Death row exonoree spins real-life crime and horror story
A real "dead man walking" told a horror story to a standing-room-only audience in the Hurlburt Student Center Auditorium Nov. 3.
Ray Krone is no ghost or zombie. He is the 100th person exonerated from a death sentence in the United States. At the Bonnie, as well as at the United Nations, the United States and various state capitols and in the media, Krone spoke to “the horrors of the death penalty and the mistakes that are made.”
"Ten years, three month and eight days," said Krone about the time spent from interrogation for a murder that occurred at a bar he frequented to the day he hung his prison-issue clothes on the "Welcome to Arizona" highway sign on the way home to Pennsylvania with his family.
Krone, a U.S. Air Force veteran, is now the director of membership and training for Witness to Innocence, an organization that engages exonerated death row survivors to advocate the end of the death penalty in the United States.
"It is not a sad story, but it has some sad parts in it," Krone said. "The happy part is that I am here."
Reaction to Krone’s speech was as strong as the speech itself.
"Honestly, I don’t have words to describe my reaction," said Samuel Rogers, a senior criminal justice major who aspires to be a Secret Service agent. "I am surprised at the juries and see how important all of the things we are learning about procedures are."
Kyle Alger, a junior criminal justice major, said he came in skeptical, but said that Krone’s emotional, but measured, talk made an impression.
“I came in jaded and expected law enforcement bashing, but he showed how the job of justice was not done right,” Alger said.
Through Krone’s eyes, the students heard about the interrogation, the arrest, the trials and the appeals as well as the dismal life on death row. He talked about the range of legal counsel - apathetic to heroic – that represented him in the process.
He talked about the lab technician who proved his innocence and unlocked his cell by matching crime scene DNA with the database of DNA samples drawn from known violent criminals and sex offenders.
“This lab technician extracted DNA, compared it to me and it wasn’t me. That was all that was required by the court order. She could have stopped right there,” said Krone his voice rising. “I say: ‘You go, girl! God bless you, you over-achiever."
He said that on her own, she decided to take that crime scene DNA sample and plug it into the database. Her initiative led to a match with a man who was currently serving a sentence for sexual assault and who had been living four blocks from the site of the crime on parole at the time of the murder and who eventually was convicted of it.
He reflected on the criminal justice system, saying, “Any system is as good as the people in it,” Krone said. “Our system was meant to be fair and just. People have taken advantage of that. They get lazy or ambitious. I guess that is human nature.”
The United States has a dubious distinction as a world leader in executions, Krone added.
“We are in the top five in the world for executing people. The four above us are China, Iraq, Iran and Saudi Arabia,” Krone said. "Think about that company."
Krone spoke feelingly about the irrevocability of an execution, saying, “When you don’t have the death sentence, there’s always a chance to prove innocence.”
Krone warned about ignorance and apathy.
“Anything that has the power to take your liberty, your freedom or your life, you better know something about,” he said. “Know all you can. It’s not like television, believe me.”

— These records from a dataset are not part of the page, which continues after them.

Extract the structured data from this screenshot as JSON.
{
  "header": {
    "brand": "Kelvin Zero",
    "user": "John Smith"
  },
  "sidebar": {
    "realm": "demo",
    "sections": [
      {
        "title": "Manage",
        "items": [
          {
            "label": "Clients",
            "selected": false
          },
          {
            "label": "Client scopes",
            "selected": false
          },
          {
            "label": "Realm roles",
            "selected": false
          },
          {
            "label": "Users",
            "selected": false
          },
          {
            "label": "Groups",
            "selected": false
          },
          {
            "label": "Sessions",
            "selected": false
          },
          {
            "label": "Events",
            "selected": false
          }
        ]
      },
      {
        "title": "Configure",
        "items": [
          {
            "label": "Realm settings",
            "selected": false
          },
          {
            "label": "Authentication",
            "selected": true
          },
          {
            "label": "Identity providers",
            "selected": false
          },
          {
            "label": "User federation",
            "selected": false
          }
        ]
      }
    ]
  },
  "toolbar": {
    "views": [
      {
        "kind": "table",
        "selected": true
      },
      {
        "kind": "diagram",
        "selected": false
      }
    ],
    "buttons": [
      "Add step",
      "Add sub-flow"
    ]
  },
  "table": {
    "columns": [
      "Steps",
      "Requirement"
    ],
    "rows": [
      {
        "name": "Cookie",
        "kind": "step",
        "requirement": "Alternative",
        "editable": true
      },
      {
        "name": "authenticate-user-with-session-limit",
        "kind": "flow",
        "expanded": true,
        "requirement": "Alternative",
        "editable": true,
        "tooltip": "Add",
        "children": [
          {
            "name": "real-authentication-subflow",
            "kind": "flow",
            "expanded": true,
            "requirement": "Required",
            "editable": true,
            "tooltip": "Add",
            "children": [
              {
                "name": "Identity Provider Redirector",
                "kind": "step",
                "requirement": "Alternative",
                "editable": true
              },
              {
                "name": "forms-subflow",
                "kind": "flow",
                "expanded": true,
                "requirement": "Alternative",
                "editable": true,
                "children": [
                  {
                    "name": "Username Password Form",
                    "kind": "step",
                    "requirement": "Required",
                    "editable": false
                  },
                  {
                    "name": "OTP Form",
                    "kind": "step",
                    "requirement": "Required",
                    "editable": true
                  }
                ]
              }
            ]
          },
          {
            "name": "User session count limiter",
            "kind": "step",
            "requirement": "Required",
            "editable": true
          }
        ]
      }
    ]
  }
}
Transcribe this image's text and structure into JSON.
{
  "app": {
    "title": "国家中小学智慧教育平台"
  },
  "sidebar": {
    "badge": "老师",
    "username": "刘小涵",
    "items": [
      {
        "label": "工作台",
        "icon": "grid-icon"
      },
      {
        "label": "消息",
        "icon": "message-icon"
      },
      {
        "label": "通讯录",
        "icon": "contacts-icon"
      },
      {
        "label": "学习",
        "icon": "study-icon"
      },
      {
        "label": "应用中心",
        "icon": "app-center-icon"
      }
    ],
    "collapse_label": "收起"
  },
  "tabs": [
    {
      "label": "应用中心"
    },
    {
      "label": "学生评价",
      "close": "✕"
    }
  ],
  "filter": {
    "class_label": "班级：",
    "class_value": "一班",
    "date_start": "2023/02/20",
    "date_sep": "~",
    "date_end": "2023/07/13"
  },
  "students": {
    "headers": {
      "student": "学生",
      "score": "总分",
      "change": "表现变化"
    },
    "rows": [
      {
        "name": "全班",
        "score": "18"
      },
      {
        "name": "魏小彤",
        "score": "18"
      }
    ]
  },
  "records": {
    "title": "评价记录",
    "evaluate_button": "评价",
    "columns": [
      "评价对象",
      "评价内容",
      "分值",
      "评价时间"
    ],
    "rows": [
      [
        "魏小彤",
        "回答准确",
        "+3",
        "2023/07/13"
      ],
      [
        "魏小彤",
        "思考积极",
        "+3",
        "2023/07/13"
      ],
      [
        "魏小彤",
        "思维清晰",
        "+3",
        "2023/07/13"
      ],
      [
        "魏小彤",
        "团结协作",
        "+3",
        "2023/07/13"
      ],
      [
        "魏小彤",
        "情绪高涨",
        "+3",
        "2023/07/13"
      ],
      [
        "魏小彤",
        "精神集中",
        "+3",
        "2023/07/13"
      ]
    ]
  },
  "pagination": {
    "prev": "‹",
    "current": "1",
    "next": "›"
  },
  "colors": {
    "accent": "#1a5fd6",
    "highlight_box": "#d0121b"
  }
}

Socially, he challenged his audience to “unite with people of common faith and fight for the changes you think need to be made.”
On an individual level, Krone comforted and challenged his audience.
“Find strength in my story and the stories of 154 other men and women exonerated from death row. Endure and persevere. When you do, you will have attained a sense of accomplishment, a sense of worth and a sense of value because of your determination,” Krone said.